Etwas Anderes ergibt sich auch nicht aus der vom SG herangezogenen Entscheidung des BSG vom 15. Mai 2019 (B 6 KA 27/18 R). Denn hier war nicht die nähere Ausgestaltung eines Leistungsanspruchs durch den GBA streitgegenständlich, sondern die Frage, ob eine bereits bestehende Richtlinie des GBA zur Erhebung von Daten bei Leistungserbringern von Anfang an der in Bezug auf das Erfordernis zur Pseudonomisierung geänderten Ermächtigungsgrundlage genügen musste oder ob insoweit Übergangsfristen galten.
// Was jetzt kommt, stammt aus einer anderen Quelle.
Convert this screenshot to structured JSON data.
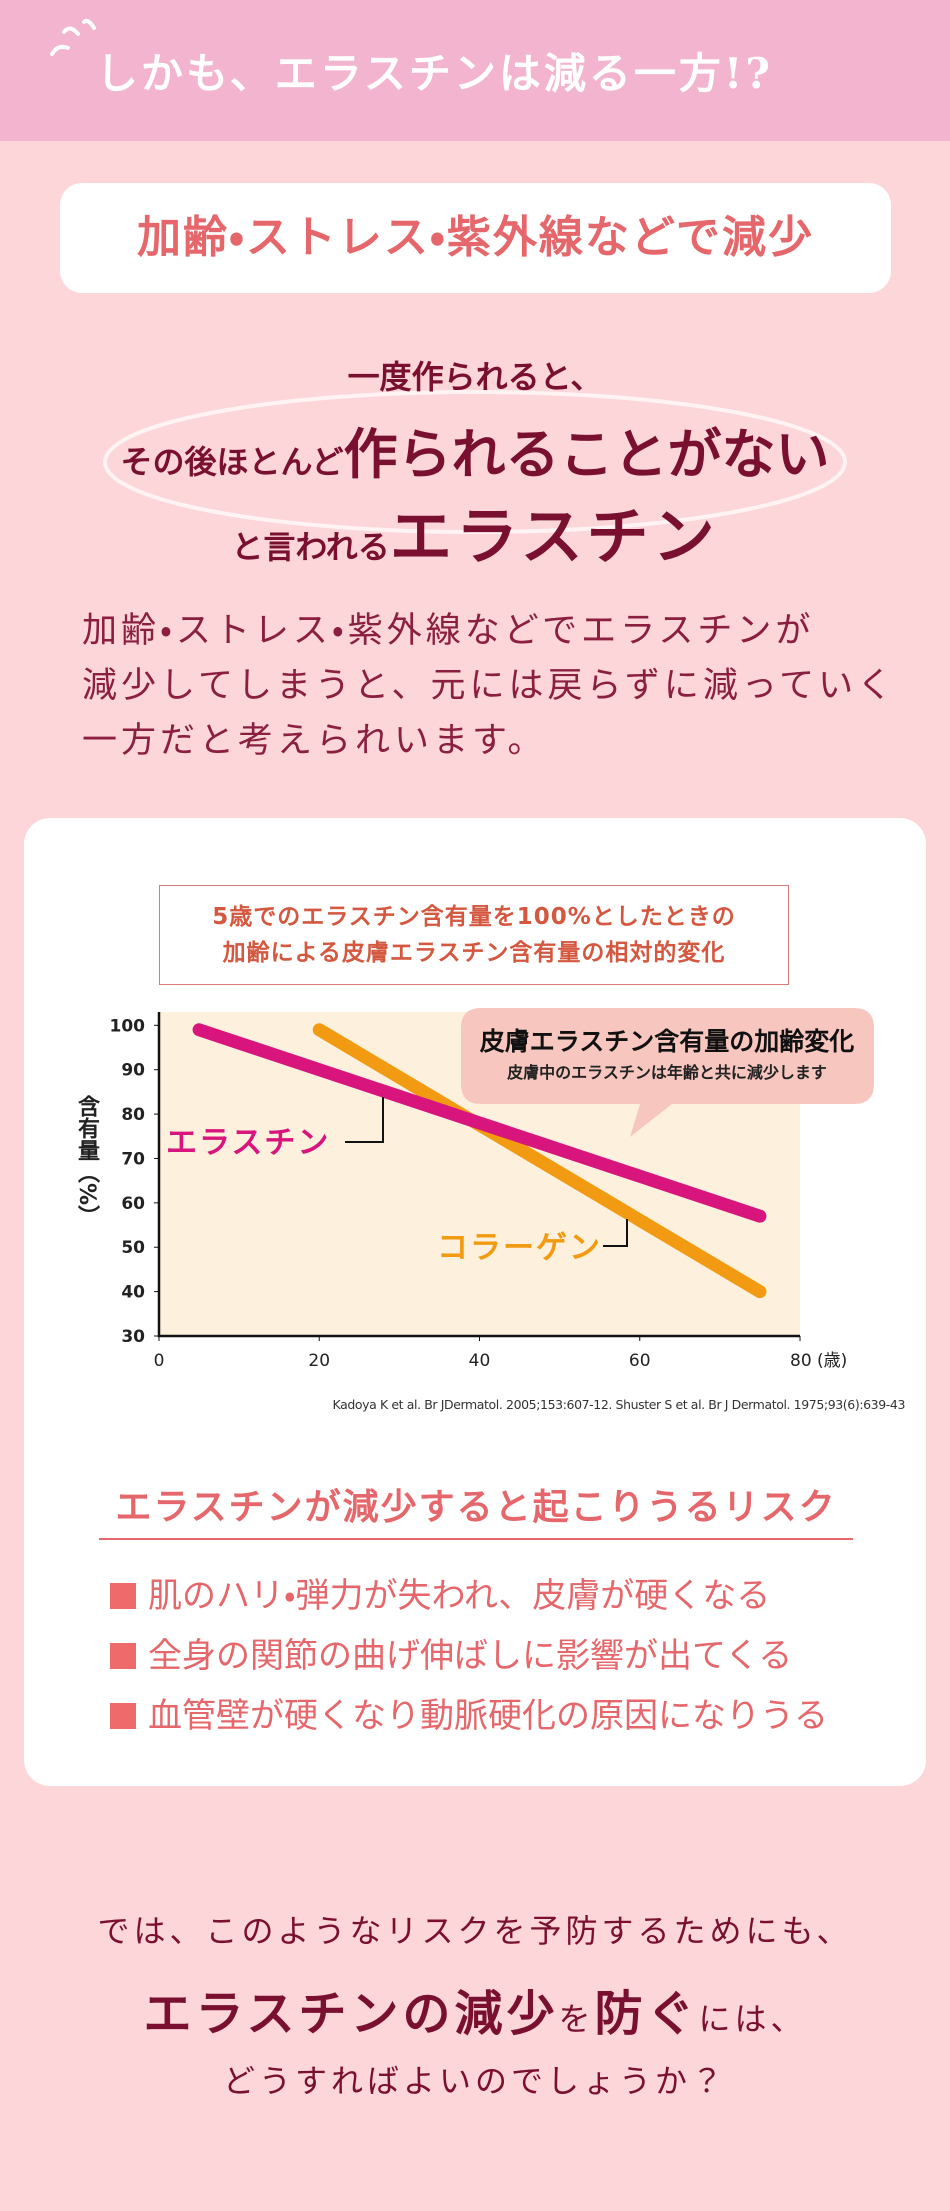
{
  "header": {
    "title": "しかも、エラスチンは減る一方!?"
  },
  "badge": {
    "text": "加齢・ストレス・紫外線などで減少"
  },
  "headline": {
    "line1": "一度作られると、",
    "line2": {
      "prefix": "その後ほとんど",
      "emphasis": "作られることがない"
    },
    "line3": {
      "prefix": "と言われる",
      "emphasis": "エラスチン"
    }
  },
  "paragraph": {
    "lines": [
      "加齢・ストレス・紫外線などでエラスチンが",
      "減少してしまうと、元には戻らずに減っていく",
      "一方だと考えられいます。"
    ]
  },
  "chart_data": {
    "type": "line",
    "title_lines": [
      "5歳でのエラスチン含有量を100%としたときの",
      "加齢による皮膚エラスチン含有量の相対的変化"
    ],
    "y_label": "含有量（%）",
    "xlim": [
      0,
      80
    ],
    "ylim": [
      30,
      103
    ],
    "xticks": [
      0,
      20,
      40,
      60,
      {
        "value": 80,
        "label": "80 (歳)"
      }
    ],
    "yticks": [
      30,
      40,
      50,
      60,
      70,
      80,
      90,
      100
    ],
    "series": [
      {
        "name": "エラスチン",
        "color": "#d8157c",
        "x": [
          5,
          75
        ],
        "values": [
          99,
          57
        ]
      },
      {
        "name": "コラーゲン",
        "color": "#f29a12",
        "x": [
          20,
          75
        ],
        "values": [
          99,
          40
        ]
      }
    ],
    "callout": {
      "title": "皮膚エラスチン含有量の加齢変化",
      "subtitle": "皮膚中のエラスチンは年齢と共に減少します"
    },
    "source": "Kadoya K et al. Br JDermatol. 2005;153:607-12. Shuster S et al. Br J Dermatol. 1975;93(6):639-43"
  },
  "risks": {
    "title": "エラスチンが減少すると起こりうるリスク",
    "items": [
      "肌のハリ・弾力が失われ、皮膚が硬くなる",
      "全身の関節の曲げ伸ばしに影響が出てくる",
      "血管壁が硬くなり動脈硬化の原因になりうる"
    ]
  },
  "closing": {
    "line1": "では、このようなリスクを予防するためにも、",
    "line2": [
      "エラスチンの減少",
      "を",
      "防ぐ",
      "には、"
    ],
    "line3": "どうすればよいのでしょうか？"
  }
}
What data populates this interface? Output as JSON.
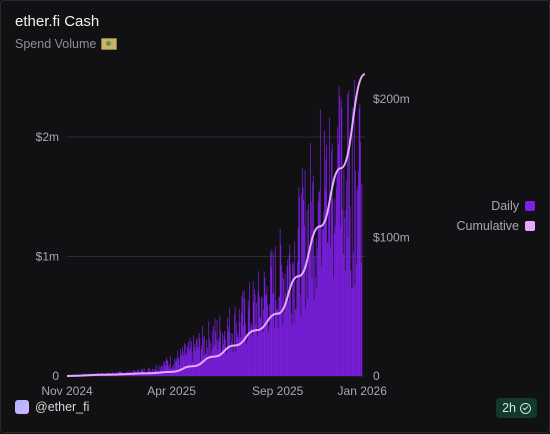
{
  "header": {
    "title": "ether.fi Cash",
    "subtitle": "Spend Volume",
    "subtitle_icon": "money-icon"
  },
  "footer": {
    "handle": "@ether_fi",
    "badge": "2h",
    "badge_icon": "check-circle-icon"
  },
  "chart_data": {
    "type": "bar",
    "title": "",
    "x_start": "2024-11-01",
    "x_end": "2026-01-05",
    "x_ticks": [
      "Nov 2024",
      "Apr 2025",
      "Sep 2025",
      "Jan 2026"
    ],
    "x_tick_dates": [
      "2024-11-01",
      "2025-04-01",
      "2025-09-01",
      "2026-01-01"
    ],
    "y_left": {
      "label": "Daily",
      "ylim": [
        0,
        2000000
      ],
      "ticks": [
        0,
        1000000,
        2000000
      ],
      "tick_labels": [
        "0",
        "$1m",
        "$2m"
      ]
    },
    "y_right": {
      "label": "Cumulative",
      "ylim": [
        0,
        200000000
      ],
      "ticks": [
        0,
        100000000,
        200000000
      ],
      "tick_labels": [
        "0",
        "$100m",
        "$200m"
      ]
    },
    "grid": true,
    "legend_position": "right",
    "series": [
      {
        "name": "Daily",
        "axis": "left",
        "color": "#7B1FE0",
        "values_by_month": [
          [
            "2024-11",
            8000
          ],
          [
            "2024-12",
            15000
          ],
          [
            "2025-01",
            22000
          ],
          [
            "2025-02",
            30000
          ],
          [
            "2025-03",
            55000
          ],
          [
            "2025-04",
            120000
          ],
          [
            "2025-05",
            220000
          ],
          [
            "2025-06",
            330000
          ],
          [
            "2025-07",
            420000
          ],
          [
            "2025-08",
            560000
          ],
          [
            "2025-09",
            780000
          ],
          [
            "2025-10",
            1050000
          ],
          [
            "2025-11",
            1500000
          ],
          [
            "2025-12",
            1600000
          ]
        ],
        "peak": 2500000
      },
      {
        "name": "Cumulative",
        "axis": "right",
        "color": "#E6A8FF",
        "points": [
          [
            "2024-11-01",
            0
          ],
          [
            "2025-01-01",
            1000000
          ],
          [
            "2025-03-01",
            2000000
          ],
          [
            "2025-04-01",
            3000000
          ],
          [
            "2025-05-01",
            7000000
          ],
          [
            "2025-06-01",
            14000000
          ],
          [
            "2025-07-01",
            22000000
          ],
          [
            "2025-08-01",
            33000000
          ],
          [
            "2025-09-01",
            45000000
          ],
          [
            "2025-10-01",
            72000000
          ],
          [
            "2025-11-01",
            108000000
          ],
          [
            "2025-12-01",
            150000000
          ],
          [
            "2026-01-05",
            218000000
          ]
        ]
      }
    ]
  }
}
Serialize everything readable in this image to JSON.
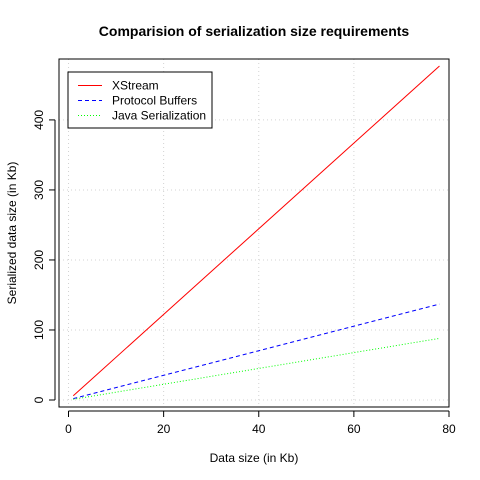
{
  "chart_data": {
    "type": "line",
    "title": "Comparision of serialization size requirements",
    "xlabel": "Data size (in Kb)",
    "ylabel": "Serialized data size (in Kb)",
    "xlim": [
      -2,
      80
    ],
    "ylim": [
      -10,
      487
    ],
    "x_ticks": [
      0,
      20,
      40,
      60,
      80
    ],
    "y_ticks": [
      0,
      100,
      200,
      300,
      400
    ],
    "grid": true,
    "legend_position": "top-left",
    "series": [
      {
        "name": "XStream",
        "color": "#ff0000",
        "dash": "solid",
        "x": [
          1,
          78
        ],
        "y": [
          6,
          477
        ]
      },
      {
        "name": "Protocol Buffers",
        "color": "#0000ff",
        "dash": "dashed",
        "x": [
          1,
          78
        ],
        "y": [
          2,
          137
        ]
      },
      {
        "name": "Java Serialization",
        "color": "#00ff00",
        "dash": "dotted",
        "x": [
          1,
          78
        ],
        "y": [
          1,
          88
        ]
      }
    ]
  }
}
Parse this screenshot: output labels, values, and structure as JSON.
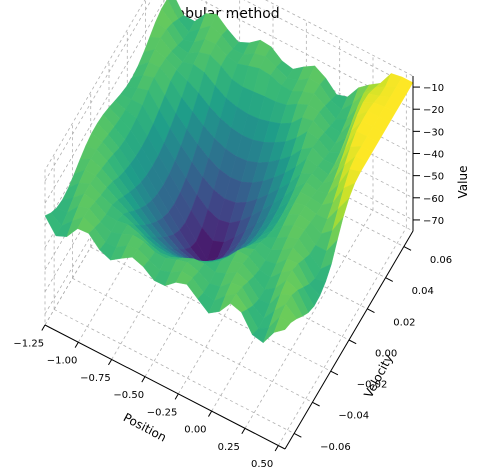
{
  "chart_data": {
    "type": "surface3d",
    "title": "Tabular method",
    "xlabel": "Position",
    "ylabel": "Velocity",
    "zlabel": "Value",
    "xlim": [
      -1.25,
      0.55
    ],
    "ylim": [
      -0.07,
      0.07
    ],
    "zlim": [
      -75,
      -5
    ],
    "x_ticks": [
      "−1.25",
      "−1.00",
      "−0.75",
      "−0.50",
      "−0.25",
      "0.00",
      "0.25",
      "0.50"
    ],
    "y_ticks": [
      "−0.06",
      "−0.04",
      "−0.02",
      "0.00",
      "0.02",
      "0.04",
      "0.06"
    ],
    "z_ticks": [
      "−70",
      "−60",
      "−50",
      "−40",
      "−30",
      "−20",
      "−10"
    ],
    "x_tick_values": [
      -1.25,
      -1.0,
      -0.75,
      -0.5,
      -0.25,
      0.0,
      0.25,
      0.5
    ],
    "y_tick_values": [
      -0.06,
      -0.04,
      -0.02,
      0.0,
      0.02,
      0.04,
      0.06
    ],
    "z_tick_values": [
      -70,
      -60,
      -50,
      -40,
      -30,
      -20,
      -10
    ],
    "colormap": "viridis",
    "grid": true,
    "surface_description_values": {
      "min_value": -73,
      "max_value": -8,
      "min_location": {
        "position": -0.5,
        "velocity": 0.0
      },
      "max_location": {
        "position": 0.5,
        "velocity": 0.07
      }
    }
  }
}
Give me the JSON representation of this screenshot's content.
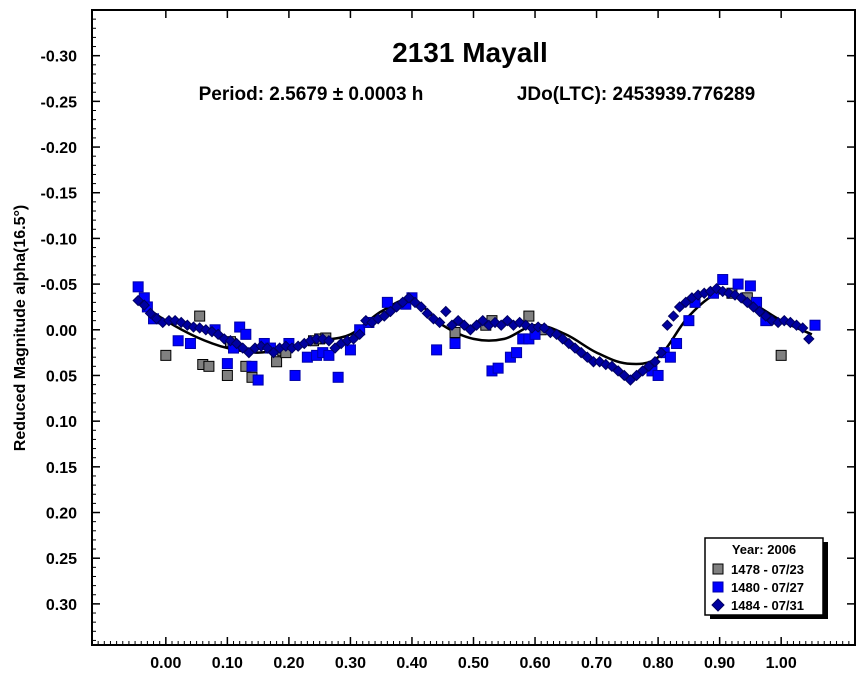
{
  "chart_data": {
    "type": "scatter",
    "title": "2131 Mayall",
    "subtitle_period": "Period: 2.5679 ± 0.0003 h",
    "subtitle_epoch": "JDo(LTC): 2453939.776289",
    "ylabel": "Reduced Magnitude alpha(16.5°)",
    "xlabel": "",
    "xlim": [
      -0.12,
      1.12
    ],
    "ylim": [
      -0.35,
      0.345
    ],
    "y_inverted": true,
    "grid": false,
    "legend_position": "bottom-right",
    "x_ticks": [
      0.0,
      0.1,
      0.2,
      0.3,
      0.4,
      0.5,
      0.6,
      0.7,
      0.8,
      0.9,
      1.0
    ],
    "x_tick_labels": [
      "0.00",
      "0.10",
      "0.20",
      "0.30",
      "0.40",
      "0.50",
      "0.60",
      "0.70",
      "0.80",
      "0.90",
      "1.00"
    ],
    "y_ticks": [
      -0.3,
      -0.25,
      -0.2,
      -0.15,
      -0.1,
      -0.05,
      0.0,
      0.05,
      0.1,
      0.15,
      0.2,
      0.25,
      0.3
    ],
    "y_tick_labels": [
      "-0.30",
      "-0.25",
      "-0.20",
      "-0.15",
      "-0.10",
      "-0.05",
      "0.00",
      "0.05",
      "0.10",
      "0.15",
      "0.20",
      "0.25",
      "0.30"
    ],
    "legend": {
      "title": "Year: 2006",
      "entries": [
        "1478 - 07/23",
        "1480 - 07/27",
        "1484 - 07/31"
      ]
    },
    "series": [
      {
        "name": "1478 - 07/23",
        "marker": "square",
        "color": "#808080",
        "x": [
          0.0,
          0.055,
          0.06,
          0.07,
          0.1,
          0.105,
          0.13,
          0.14,
          0.18,
          0.19,
          0.195,
          0.24,
          0.25,
          0.26,
          0.47,
          0.52,
          0.53,
          0.59,
          0.61,
          0.92,
          0.945,
          1.0
        ],
        "y": [
          0.028,
          -0.015,
          0.038,
          0.04,
          0.05,
          0.013,
          0.04,
          0.052,
          0.035,
          0.023,
          0.025,
          0.012,
          0.01,
          0.009,
          0.003,
          -0.005,
          -0.01,
          -0.015,
          0.0,
          -0.04,
          -0.035,
          0.028
        ]
      },
      {
        "name": "1480 - 07/27",
        "marker": "square",
        "color": "#0000ff",
        "x": [
          -0.045,
          -0.035,
          -0.03,
          -0.02,
          0.02,
          0.04,
          0.08,
          0.1,
          0.11,
          0.12,
          0.13,
          0.14,
          0.15,
          0.16,
          0.17,
          0.2,
          0.21,
          0.23,
          0.245,
          0.255,
          0.265,
          0.28,
          0.3,
          0.315,
          0.33,
          0.36,
          0.39,
          0.4,
          0.44,
          0.47,
          0.53,
          0.54,
          0.56,
          0.57,
          0.58,
          0.59,
          0.6,
          0.79,
          0.8,
          0.81,
          0.82,
          0.83,
          0.85,
          0.86,
          0.89,
          0.905,
          0.93,
          0.95,
          0.96,
          0.975,
          1.055
        ],
        "y": [
          -0.047,
          -0.035,
          -0.025,
          -0.012,
          0.012,
          0.015,
          0.0,
          0.037,
          0.02,
          -0.003,
          0.005,
          0.04,
          0.055,
          0.015,
          0.02,
          0.015,
          0.05,
          0.03,
          0.028,
          0.025,
          0.028,
          0.052,
          0.022,
          0.0,
          -0.008,
          -0.03,
          -0.028,
          -0.035,
          0.022,
          0.015,
          0.045,
          0.042,
          0.03,
          0.025,
          0.01,
          0.01,
          0.005,
          0.045,
          0.05,
          0.025,
          0.03,
          0.015,
          -0.01,
          -0.03,
          -0.04,
          -0.055,
          -0.05,
          -0.048,
          -0.03,
          -0.01,
          -0.005
        ]
      },
      {
        "name": "1484 - 07/31",
        "marker": "diamond",
        "color": "#0000a0",
        "x": [
          -0.045,
          -0.035,
          -0.025,
          -0.015,
          -0.005,
          0.005,
          0.015,
          0.025,
          0.035,
          0.045,
          0.055,
          0.065,
          0.075,
          0.085,
          0.095,
          0.105,
          0.115,
          0.125,
          0.135,
          0.145,
          0.155,
          0.165,
          0.175,
          0.185,
          0.195,
          0.205,
          0.215,
          0.225,
          0.235,
          0.245,
          0.255,
          0.265,
          0.275,
          0.285,
          0.295,
          0.305,
          0.315,
          0.325,
          0.335,
          0.345,
          0.355,
          0.365,
          0.375,
          0.385,
          0.395,
          0.405,
          0.415,
          0.425,
          0.435,
          0.445,
          0.455,
          0.465,
          0.475,
          0.485,
          0.495,
          0.505,
          0.515,
          0.525,
          0.535,
          0.545,
          0.555,
          0.565,
          0.575,
          0.585,
          0.595,
          0.605,
          0.615,
          0.625,
          0.635,
          0.645,
          0.655,
          0.665,
          0.675,
          0.685,
          0.695,
          0.705,
          0.715,
          0.725,
          0.735,
          0.745,
          0.755,
          0.765,
          0.775,
          0.785,
          0.795,
          0.805,
          0.815,
          0.825,
          0.835,
          0.845,
          0.855,
          0.865,
          0.875,
          0.885,
          0.895,
          0.905,
          0.915,
          0.925,
          0.935,
          0.945,
          0.955,
          0.965,
          0.975,
          0.985,
          0.995,
          1.005,
          1.015,
          1.025,
          1.035,
          1.045
        ],
        "y": [
          -0.032,
          -0.027,
          -0.018,
          -0.012,
          -0.008,
          -0.01,
          -0.01,
          -0.008,
          -0.005,
          -0.003,
          -0.002,
          0.0,
          0.002,
          0.005,
          0.01,
          0.012,
          0.015,
          0.02,
          0.025,
          0.02,
          0.018,
          0.02,
          0.025,
          0.02,
          0.018,
          0.02,
          0.018,
          0.015,
          0.012,
          0.01,
          0.01,
          0.012,
          0.02,
          0.015,
          0.012,
          0.01,
          0.005,
          -0.01,
          -0.008,
          -0.012,
          -0.015,
          -0.02,
          -0.025,
          -0.03,
          -0.035,
          -0.03,
          -0.025,
          -0.018,
          -0.012,
          -0.008,
          -0.02,
          -0.005,
          -0.01,
          -0.005,
          0.0,
          -0.005,
          -0.01,
          -0.005,
          -0.008,
          -0.005,
          -0.01,
          -0.005,
          -0.008,
          -0.005,
          -0.002,
          -0.003,
          -0.002,
          0.003,
          0.005,
          0.01,
          0.015,
          0.02,
          0.025,
          0.03,
          0.035,
          0.035,
          0.038,
          0.04,
          0.045,
          0.05,
          0.055,
          0.05,
          0.045,
          0.04,
          0.035,
          0.025,
          -0.005,
          -0.015,
          -0.025,
          -0.03,
          -0.035,
          -0.038,
          -0.04,
          -0.042,
          -0.045,
          -0.042,
          -0.04,
          -0.038,
          -0.035,
          -0.03,
          -0.025,
          -0.02,
          -0.015,
          -0.01,
          -0.008,
          -0.01,
          -0.008,
          -0.005,
          -0.002,
          0.01
        ]
      }
    ],
    "fit_curve": {
      "x": [
        -0.05,
        0.0,
        0.05,
        0.1,
        0.15,
        0.2,
        0.25,
        0.3,
        0.35,
        0.4,
        0.45,
        0.5,
        0.55,
        0.6,
        0.65,
        0.7,
        0.75,
        0.8,
        0.85,
        0.9,
        0.95,
        1.0,
        1.05
      ],
      "y": [
        -0.033,
        -0.01,
        0.008,
        0.02,
        0.025,
        0.02,
        0.012,
        0.005,
        -0.02,
        -0.033,
        -0.005,
        0.01,
        0.01,
        -0.005,
        0.005,
        0.025,
        0.037,
        0.03,
        -0.015,
        -0.04,
        -0.03,
        -0.01,
        0.005
      ]
    }
  }
}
Abgesehen davon, dass diese Konstellation mit der hiesigen mangels sich widersprechender Regelungen seitens des Gesetzgebers einerseits und des GBA andererseits nicht zu vergleichen ist, hatte das BSG eine „Notkompetenz“ der Verwaltung für die Dauer der Untätigkeit des untergesetzlichen Normgebers auch gerade verneint.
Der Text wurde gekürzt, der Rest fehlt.